Monoklonale antilichamen
Met het gebruik van deze middelen in de zwangerschap is geen of weinig ervaring opgedaan. Monoklonale antilichamen kunnen in het eerste trimester de placenta nauwelijks passeren. Vanaf het tweede trimester neemt de placentapassage door actief transport toe. De passage is het hoogste vlak voor de partus. Deze middelen hebben een lange halfwaardetijd en zijn nog maanden na toediening in het serum aantoonbaar. In verschillende onderzoeken zijn meetbare plasmaconcentraties van andere monoklonale antilichamen (zoals adalimumab en infliximab) gevonden bij de pasgeborene, ook wanneer het middel in het derde trimester gestopt is. Door de langzame klaring kunnen deze middelen nog maanden in het lichaam van het kind aanwezig zijn, wat mogelijk tot immunosuppressie kan leiden. Vaccinatie van het kind met een levend verzwakt vaccin in het eerste levensjaar wordt daarom vaak afgeraden.
Trastuzumab
In de literatuur zijn ruim twintig zwangerschappen beschreven met het gebruik van trastuzumab. In bijna zeventig procent van de gevallen trad al dan niet reversibele oligohydramnion of anhydramnion (weinig of een tekort aan vruchtwater) op. Eén kindje ontwikkelde hierdoor ernstige longhypoplasie en stierf direct na de geboorte. Ook werd ruim zestig procent van de kinderen te vroeg geboren.
Pertuzumab
Het werkingsmechanisme van pertuzumab lijkt op dat van trastuzumab. Houd bij gebruik van pertuzumab daarom ook rekening met het ontstaan van oligohydramnion of anhydramnion. Daarnaast zijn in dierstudies nadelige effecten gemeld.
Rituximab
In de literatuur worden rond de 90 zwangerschappen met gebruik van rituximab beschreven.
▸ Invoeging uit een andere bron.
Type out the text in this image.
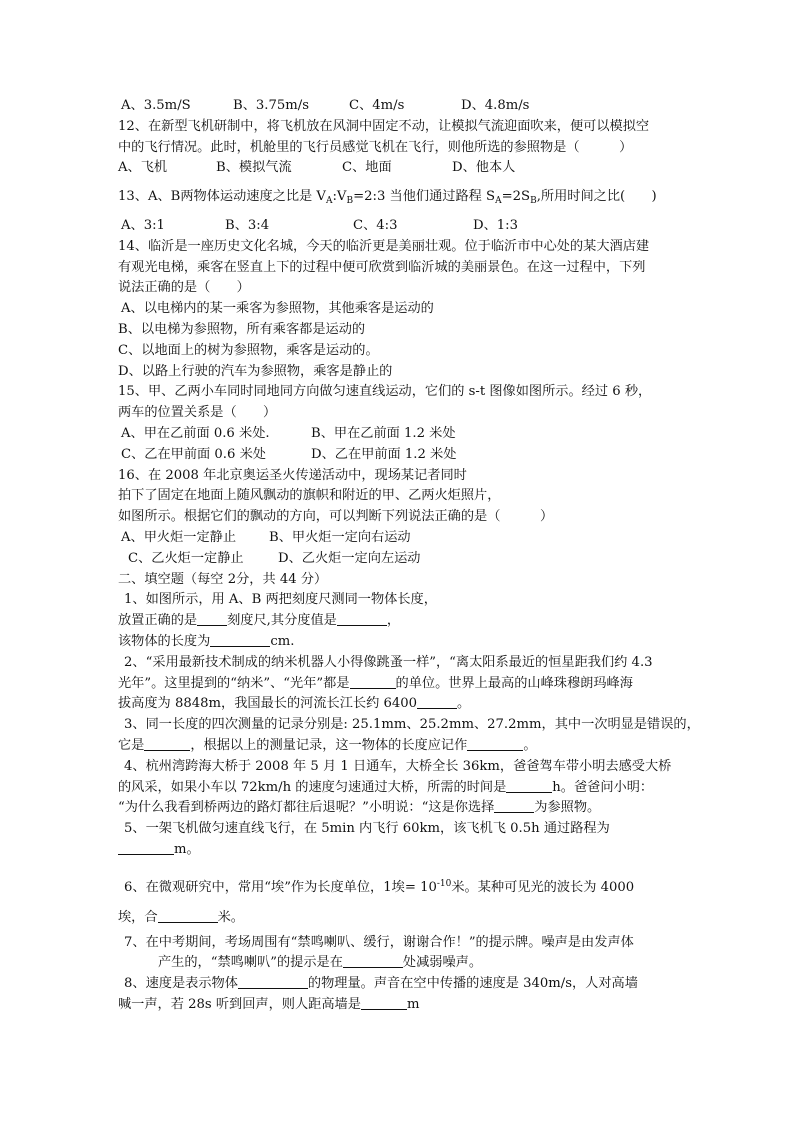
A、3.5m/S	B、3.75m/s	C、4m/s	D、4.8m/s
12、在新型飞机研制中，将飞机放在风洞中固定不动，让模拟气流迎面吹来，便可以模拟空
中的飞行情况。此时，机舱里的飞行员感觉飞机在飞行，则他所选的参照物是（　　　）
A、飞机	B、模拟气流	C、地面	D、他本人
13、A、B两物体运动速度之比是 $V_A:V_B=2:3$ 当他们通过路程 $S_A=2S_B$,所用时间之比(　　)
A、3:1	B、3:4	C、4:3	D、1:3
14、临沂是一座历史文化名城，今天的临沂更是美丽壮观。位于临沂市中心处的某大酒店建
有观光电梯，乘客在竖直上下的过程中便可欣赏到临沂城的美丽景色。在这一过程中，下列
说法正确的是（　　）
A、以电梯内的某一乘客为参照物，其他乘客是运动的
B、以电梯为参照物，所有乘客都是运动的
C、以地面上的树为参照物，乘客是运动的。
D、以路上行驶的汽车为参照物，乘客是静止的
15、甲、乙两小车同时同地同方向做匀速直线运动，它们的 s-t 图像如图所示。经过 6 秒，
两车的位置关系是（　　）
A、甲在乙前面 0.6 米处.	B、甲在乙前面 1.2 米处
C、乙在甲前面 0.6 米处	D、乙在甲前面 1.2 米处
16、在 2008 年北京奥运圣火传递活动中，现场某记者同时
拍下了固定在地面上随风飘动的旗帜和附近的甲、乙两火炬照片，
如图所示。根据它们的飘动的方向，可以判断下列说法正确的是（　　　）
A、甲火炬一定静止	B、甲火炬一定向右运动
C、乙火炬一定静止	D、乙火炬一定向左运动
二、填空题（每空 2分，共 44 分）
1、如图所示，用 A、B 两把刻度尺测同一物体长度，
放置正确的是 刻度尺,其分度值是	，
该物体的长度为	cm.
2、“采用最新技术制成的纳米机器人小得像跳蚤一样”，“离太阳系最近的恒星距我们约 4.3
光年”。这里提到的“纳米”、“光年”都是	的单位。世界上最高的山峰珠穆朗玛峰海
拔高度为 8848m，我国最长的河流长江长约 6400	。
3、同一长度的四次测量的记录分别是: 25.1mm、25.2mm、27.2mm，其中一次明显是错误的，
它是	，根据以上的测量记录，这一物体的长度应记作	。
4、杭州湾跨海大桥于 2008 年 5 月 1 日通车，大桥全长 36km，爸爸驾车带小明去感受大桥
的风采，如果小车以 72km/h 的速度匀速通过大桥，所需的时间是	h。爸爸问小明：
“为什么我看到桥两边的路灯都往后退呢？”小明说：“这是你选择	为参照物。
5、一架飞机做匀速直线飞行，在 5min 内飞行 60km，该飞机飞 0.5h 通过路程为
m。
6、在微观研究中，常用“埃”作为长度单位，1埃= $10^{-10}$米。某种可见光的波长为 4000
埃，合	米。
7、在中考期间，考场周围有“禁鸣喇叭、缓行，谢谢合作！”的提示牌。噪声是由发声体
产生的，“禁鸣喇叭”的提示是在	处减弱噪声。
8、速度是表示物体	的物理量。声音在空中传播的速度是 340m/s，人对高墙
喊一声，若 28s 听到回声，则人距高墙是	m
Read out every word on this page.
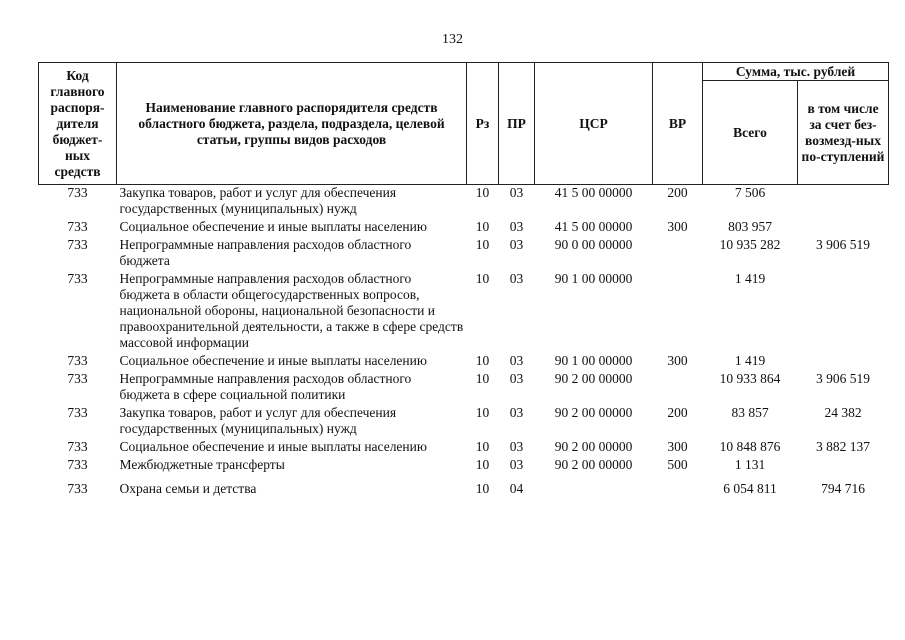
132
Код главного распоря-дителя бюджет-ных средств	Наименование главного распорядителя средств областного бюджета, раздела, подраздела, целевой статьи, группы видов расходов	Рз	ПР	ЦСР	ВР	Сумма, тыс. рублей	
						Всего	в том числе за счет без-возмезд-ных по-ступлений
733	Закупка товаров, работ и услуг для обеспечения государственных (муниципальных) нужд	10	03	41 5 00 00000	200	7 506	
733	Социальное обеспечение и иные выплаты населению	10	03	41 5 00 00000	300	803 957	
733	Непрограммные направления расходов областного бюджета	10	03	90 0 00 00000		10 935 282	3 906 519
733	Непрограммные направления расходов областного бюджета в области общегосударственных вопросов, национальной обороны, национальной безопасности и правоохранительной деятельности, а также в сфере средств массовой информации	10	03	90 1 00 00000		1 419	
733	Социальное обеспечение и иные выплаты населению	10	03	90 1 00 00000	300	1 419	
733	Непрограммные направления расходов областного бюджета в сфере социальной политики	10	03	90 2 00 00000		10 933 864	3 906 519
733	Закупка товаров, работ и услуг для обеспечения государственных (муниципальных) нужд	10	03	90 2 00 00000	200	83 857	24 382
733	Социальное обеспечение и иные выплаты населению	10	03	90 2 00 00000	300	10 848 876	3 882 137
733	Межбюджетные трансферты	10	03	90 2 00 00000	500	1 131	
733	Охрана семьи и детства	10	04			6 054 811	794 716
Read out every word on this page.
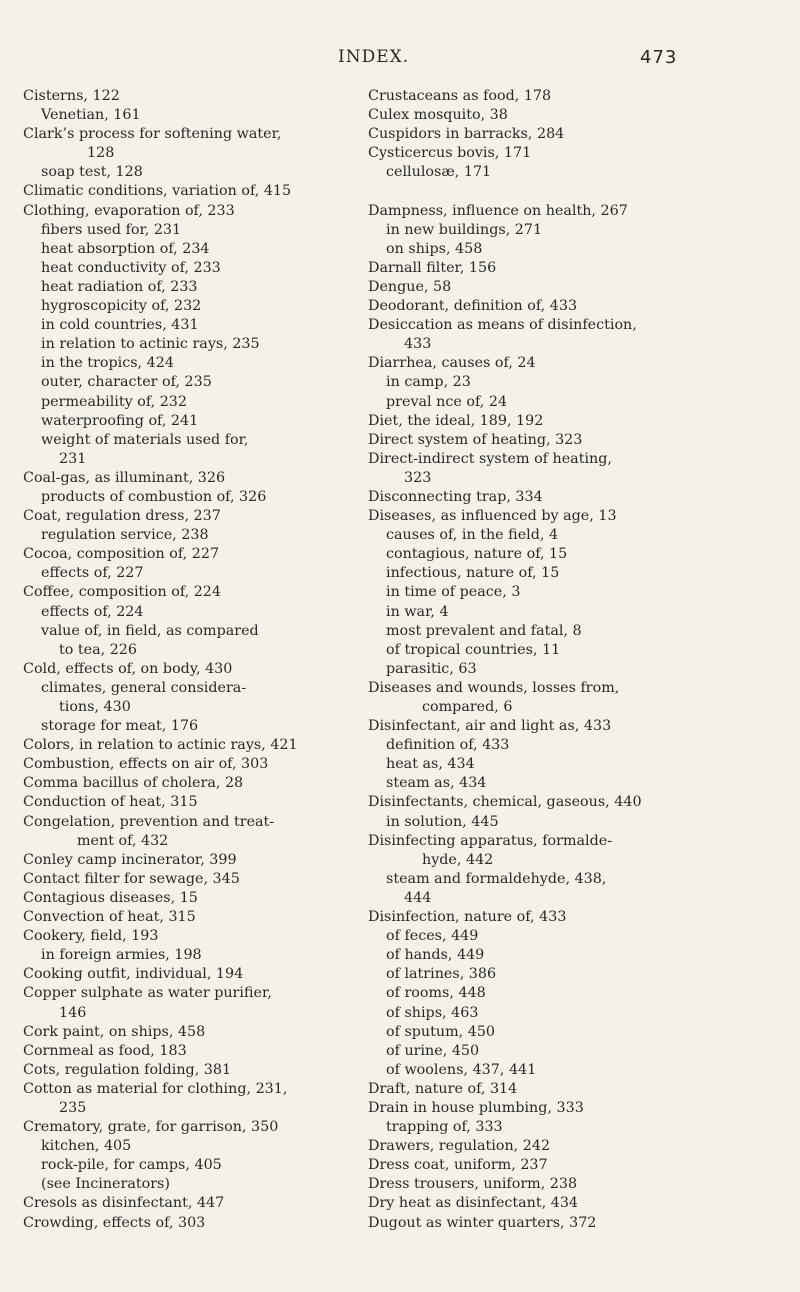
INDEX.	473
Cisterns, 122
Venetian, 161
Clark’s process for softening water,
128
soap test, 128
Climatic conditions, variation of, 415
Clothing, evaporation of, 233
fibers used for, 231
heat absorption of, 234
heat conductivity of, 233
heat radiation of, 233
hygroscopicity of, 232
in cold countries, 431
in relation to actinic rays, 235
in the tropics, 424
outer, character of, 235
permeability of, 232
waterproofing of, 241
weight of materials used for,
231
Coal-gas, as illuminant, 326
products of combustion of, 326
Coat, regulation dress, 237
regulation service, 238
Cocoa, composition of, 227
effects of, 227
Coffee, composition of, 224
effects of, 224
value of, in field, as compared
to tea, 226
Cold, effects of, on body, 430
climates, general considera-
tions, 430
storage for meat, 176
Colors, in relation to actinic rays, 421
Combustion, effects on air of, 303
Comma bacillus of cholera, 28
Conduction of heat, 315
Congelation, prevention and treat-
ment of, 432
Conley camp incinerator, 399
Contact filter for sewage, 345
Contagious diseases, 15
Convection of heat, 315
Cookery, field, 193
in foreign armies, 198
Cooking outfit, individual, 194
Copper sulphate as water purifier,
146
Cork paint, on ships, 458
Cornmeal as food, 183
Cots, regulation folding, 381
Cotton as material for clothing, 231,
235
Crematory, grate, for garrison, 350
kitchen, 405
rock-pile, for camps, 405
(see Incinerators)
Cresols as disinfectant, 447
Crowding, effects of, 303
Crustaceans as food, 178
Culex mosquito, 38
Cuspidors in barracks, 284
Cysticercus bovis, 171
cellulosæ, 171

Dampness, influence on health, 267
in new buildings, 271
on ships, 458
Darnall filter, 156
Dengue, 58
Deodorant, definition of, 433
Desiccation as means of disinfection,
433
Diarrhea, causes of, 24
in camp, 23
preval nce of, 24
Diet, the ideal, 189, 192
Direct system of heating, 323
Direct-indirect system of heating,
323
Disconnecting trap, 334
Diseases, as influenced by age, 13
causes of, in the field, 4
contagious, nature of, 15
infectious, nature of, 15
in time of peace, 3
in war, 4
most prevalent and fatal, 8
of tropical countries, 11
parasitic, 63
Diseases and wounds, losses from,
compared, 6
Disinfectant, air and light as, 433
definition of, 433
heat as, 434
steam as, 434
Disinfectants, chemical, gaseous, 440
in solution, 445
Disinfecting apparatus, formalde-
hyde, 442
steam and formaldehyde, 438,
444
Disinfection, nature of, 433
of feces, 449
of hands, 449
of latrines, 386
of rooms, 448
of ships, 463
of sputum, 450
of urine, 450
of woolens, 437, 441
Draft, nature of, 314
Drain in house plumbing, 333
trapping of, 333
Drawers, regulation, 242
Dress coat, uniform, 237
Dress trousers, uniform, 238
Dry heat as disinfectant, 434
Dugout as winter quarters, 372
Bij een vijfde van de zwangerschappen was de blootstelling tot in het 1e trimester, bij de overige is de blootstelling in het 2e of 3e trimester. Rituximab is veelal eenmalig of enkele keren toegediend. Er zijn geen zwangerschappen waar rituximab de hele zwangerschap is gebruikt.
Er is 2x een kindje met een afwijking beschreven. Dit is niet meer dan verwacht. Wel werd bij 14 kinderen depletie van b-cellen gezien bij gebruik in het 3e trimester. De b-cellen herstelden binnen enkele maanden na geboorte. Er zijn 3 case reports van effecten in de post partum periode:
- Een kindje ontwikkelde tweemaal een ernstige sepsis in de weken na de geboorte.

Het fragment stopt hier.